Un sondage effectué il y a quatre ans avait fourni des indications quant aux préférences politiques des Helvètes de l’étranger. Il démontrait notamment, que ces citoyens de la Cinquième suisse tendraient à voter vers le centre gauche, qu’ils se montreraient plutôt ouverts au monde extérieur et manifesteraient davantage de tolérance que la moyenne des Suisses.

«Je ne pense pas que ces résultats aient beaucoup évolué depuis 2003», estime le politologue Claude Longchamp. L’expert en veut pour preuve une série de statistiques cantonales dans ce sens.

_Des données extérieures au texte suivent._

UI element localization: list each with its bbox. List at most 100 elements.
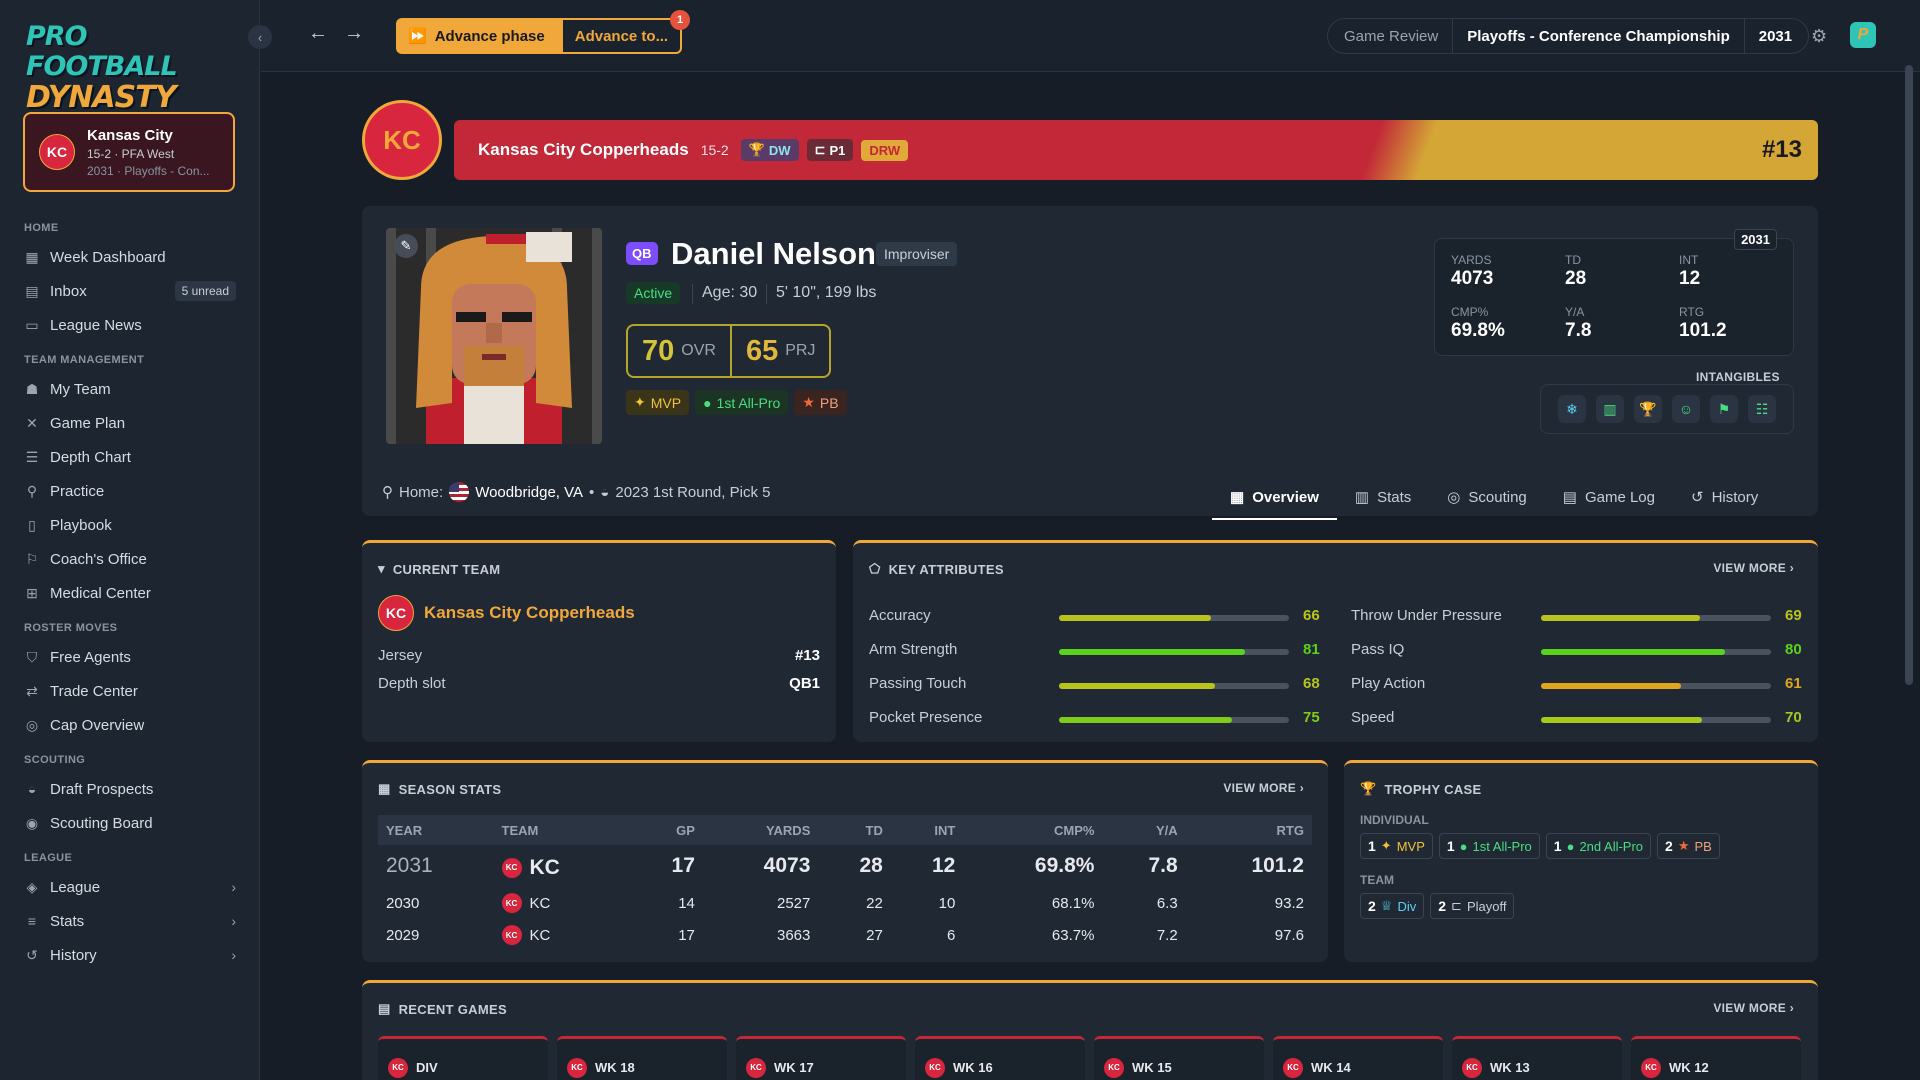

La question de savoir si ces expatriés pourraient faire pencher la balance le cas échéant, demeure incertaine. Leur rôle aurait été déterminant en 2002, lors du vote de la loi sur l’asile et les étrangers. Mais, aucun chiffre ne corrobore cette théorie.

«On admet largement que les Suisses de l’étranger ont un potentiel considérable mais, leurs voix étant réparties sur les 26 cantons, fait que les chiffres les concernant perdent de leur impact», estime l’analyste politique Wolf Linder, de l’Université de Berne.

Sièges au Parlement

Actuellement, aucun Suisse de l’étranger ne siège au Conseil national ou au Conseil des Etats. Récemment, les Socialistes, après d’autres partis nationaux, avaient à leur tour défendu les intérêts des expatriés, en demandant la création d’une base légale qui garantirait leur représentation au Parlement, comme cela se fait dans d’autres pays.

Une démarche que Rudolf Wyder et Wolf Linder considèrent avec un brin de scepticisme. Pour les deux experts, si l’idée n’est pas dénuée d’intérêt, elle n’est cependant pas politiquement viable. De plus, d’autres groupes de citoyens pourraient s’insurger contre ce qui pourrait être perçu comme une exception.

«Cependant, cette proposition nous fait prendre conscience qu’il faut faire davantage pour nos compatriotes dans d’autres pays et leur donner plus de pouvoir, celui qui leur revient aujourd’hui», retient encore Rudolf Wyder.

Mieux faire

De son côté, l’OSE voudrait voir les partis politiques élargir leurs campagnes aux Suisse expatriés et, comptent sur la création de listes spéciales qui encourageraient les citoyens du « 27e canton » à se porter candidats lors de futures élections fédérales.

L’une des priorités de la communauté suisse à l’étranger est d’accélérer le processus d’introduction de l’e-voting. Rudolf Wyder se dit choqué par l’indifférence que manifestent les autorités fédérales face à ce retard.

«Le Conseil des Suisses de l’étranger demande que le vote électronique soit concrétisé et introduit d’ici 2011 au plus tard», conclut-il.

swissinfo, Urs Geiser
(Traduction de l’anglais : Nicole Della Pietra)

Les Suisses de l’étranger dans l’Union européenne sont au nombre de 390’182.

La plupart vit en France (171’732 personnes), en Allemagne (72’384 personnes) ainsi qu’en Italie (47’012 personnes).

Et dans le reste du monde, 71’984 Helvètes résident aux Etats-Unis ; 36’374 au Canada ; 21’291 en Australie ; 15’061 en Argentine ; 13’956 au Brésil ; 12’011 en Israël et 8’821 en Afrique du Sud.

En 2006, 645’000 Suissesses et Suisses vivaient à l’étranger. Soit, 1,7% de plus qu’en 2005 et, 11,1% de plus qu’en 2000.

22,5% des citoyens suisses de l’étranger (soit 494’802 personnes) sont âgés de plus de 18 ans et partant, légitimés à voter.

Le vote électronique destiné aux citoyens suisses vivant hors des frontières du pays a été inscrit dans la loi en 1992.

Pour l’heure, aucun député suisse expatrié ne siège au Parlement helvétique.